With air travel down over 90% since the start of the pandemic you might expect that flying is a primary mechanism for transmitting the SARS-CoV-2 virus. It’s not. Despite passengers bringing the virus into the country on planes, and spreading it from one region to another via plane, that’s how people with the virus got around – not where infection clusters are known to have developed.
Professor Joseph Allen of Harvard studies exposure assessment science in the School of Public Health and has written on infectious disease mitigation on planes. He writes in the Washington Post “Airplanes don’t make you sick.”
On most planes everyone is facing the same direction. There’s a seat back between them. People are wearing masks which is imperfect but does help to limit spread.
Most planes have HEPA filters that match what’s recommended in hospitals where COVID-19 patients are being treated. Most virus particles are going to be filtered out. And air flow on board doesn’t travel throughout the entire passenger cabin. (One study contradicts this, suggesting that in 2003 22 SARS cases are thought to have come from a Boeing 737 flight from Hong Kong to Beijing..)
Well, the Washington Post's story about how droplets spread on airplanes wins the award for "gif most likely to give me nightmares FOREVER" https://t.co/vwW3w1Ti3v pic.twitter.com/tQSLMRufN1
— 💀 damned sinker 💀 (@dansinker) April 28, 2020
This doesn’t mean you will not catch COVID-19 on a plane. But it does make your chances much lower. I’d offer several caveats, however:
- Air filtration doesn’t help if the person beside you is shedding the virus, you’ll be exposed before the virus hits the filters.
- These filters haven’t been enough to protect many hospital workers from contracting the virus.
- You’re unlikely wearing as much personal protective equipment as doctors in hospitals should be. On the one hand there’s much greater risk intubating a sick patient than sitting near them, on the other hand your PPE probably isn’t as good. (I do have Chinese KN95 masks and South Korean KF94 masks, these respirator masks aren’t taking supplies away from medical professionals, however there are reports of poor quality counterfeits as well.)
- Not all planes have HEPA filtration, 50 seat regional jets and turboprops often will not.
Finally if you’re flying out of a coronavirus hot spot like New York (still) or even perhaps Chicago your chances of sitting near someone with an asymptomatic or pre-symptomatic case of the virus is heightened.
Nonetheless the point is well taken that actually flying on a plane isn’t riskless, but is probably much lower risk than you think – you probably need to actually get unlucky and sit right near someone, not just be on the plane with them. However being on a plane is likely less of a risk than many other indoor activities.
Flight attendants have contracted the virus, but it’s also not clear that the transmission is usually passenger-to-flight attendant. They may pick up COVID-19 from each other (it’s often harder to social distance from colleagues than passengers in this reduced-service environment) or during layovers.

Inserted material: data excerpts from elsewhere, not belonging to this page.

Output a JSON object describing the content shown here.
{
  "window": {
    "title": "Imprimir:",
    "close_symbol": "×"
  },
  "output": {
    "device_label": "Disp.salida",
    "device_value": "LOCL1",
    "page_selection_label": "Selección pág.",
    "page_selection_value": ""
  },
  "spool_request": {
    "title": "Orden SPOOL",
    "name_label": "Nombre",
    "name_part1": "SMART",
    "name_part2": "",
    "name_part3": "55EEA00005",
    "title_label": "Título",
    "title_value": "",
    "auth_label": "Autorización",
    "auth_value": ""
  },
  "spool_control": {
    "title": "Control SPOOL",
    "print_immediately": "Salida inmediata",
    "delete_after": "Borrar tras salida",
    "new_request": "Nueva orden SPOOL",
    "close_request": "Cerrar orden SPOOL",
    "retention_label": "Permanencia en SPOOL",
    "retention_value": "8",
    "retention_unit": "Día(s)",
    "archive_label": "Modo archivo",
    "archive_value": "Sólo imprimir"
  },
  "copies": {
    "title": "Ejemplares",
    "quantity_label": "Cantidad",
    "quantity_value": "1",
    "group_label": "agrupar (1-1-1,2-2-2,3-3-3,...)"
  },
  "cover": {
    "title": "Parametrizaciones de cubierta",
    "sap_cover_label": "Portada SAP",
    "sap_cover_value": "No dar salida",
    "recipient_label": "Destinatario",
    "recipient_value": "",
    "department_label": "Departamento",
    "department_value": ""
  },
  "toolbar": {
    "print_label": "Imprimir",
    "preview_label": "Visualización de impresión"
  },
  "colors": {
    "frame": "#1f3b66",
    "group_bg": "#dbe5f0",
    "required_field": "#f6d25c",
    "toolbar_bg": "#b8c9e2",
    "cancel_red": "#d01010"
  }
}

Of course you’re not just dealing with the plane itself. You have to go to the airport. If you’re taking public transport or Uber, there’s exposure risk. You’re transiting through the airport as well. You’re going through the TSA checkpoint, which many times prior to the pandemic I’ve described as like coming face-to-face with the monkey from Outbreak.
Most of the changes Professor Allen recommends, unsurprisingly, deal with airports.
For starters, airports should mandate mask wearing; increase ventilation rates; make bathrooms touchless; consider deploying upper-room germicidal UV fixtures in areas with high-occupant density; institute temperature screening; deploy hand-sanitizer stations; and, once passengers arrive at their gates, require that they stay in their designated area except for bathroom usage.
Airlines should ensure gate-based ventilation is operating during boarding and disembarkation; carefully choreograph the loading of airplanes; mandate mask use; and provide meals and bottled water during boarding and discontinue in-flight meal and drink service.
Two months ago I wrote that it’s safer to travel than you think. I wasn’t telling you to travel, and older people with pre-existing conditions I think probably shouldn’t. However actual risk of travel differs greatly from the perceived risk.
Wash your hands. Don’t use public restrooms where you can avoid it (including the lavatory on board). And bring plenty of hand sanitizer, which TSA is permitting you to bring in larger than 3 ounce quantities. Wipe down your personal spaces, even knowing that airlines are doing this more than ever before. And wipe down your bags as well, and.. keep washing those hands.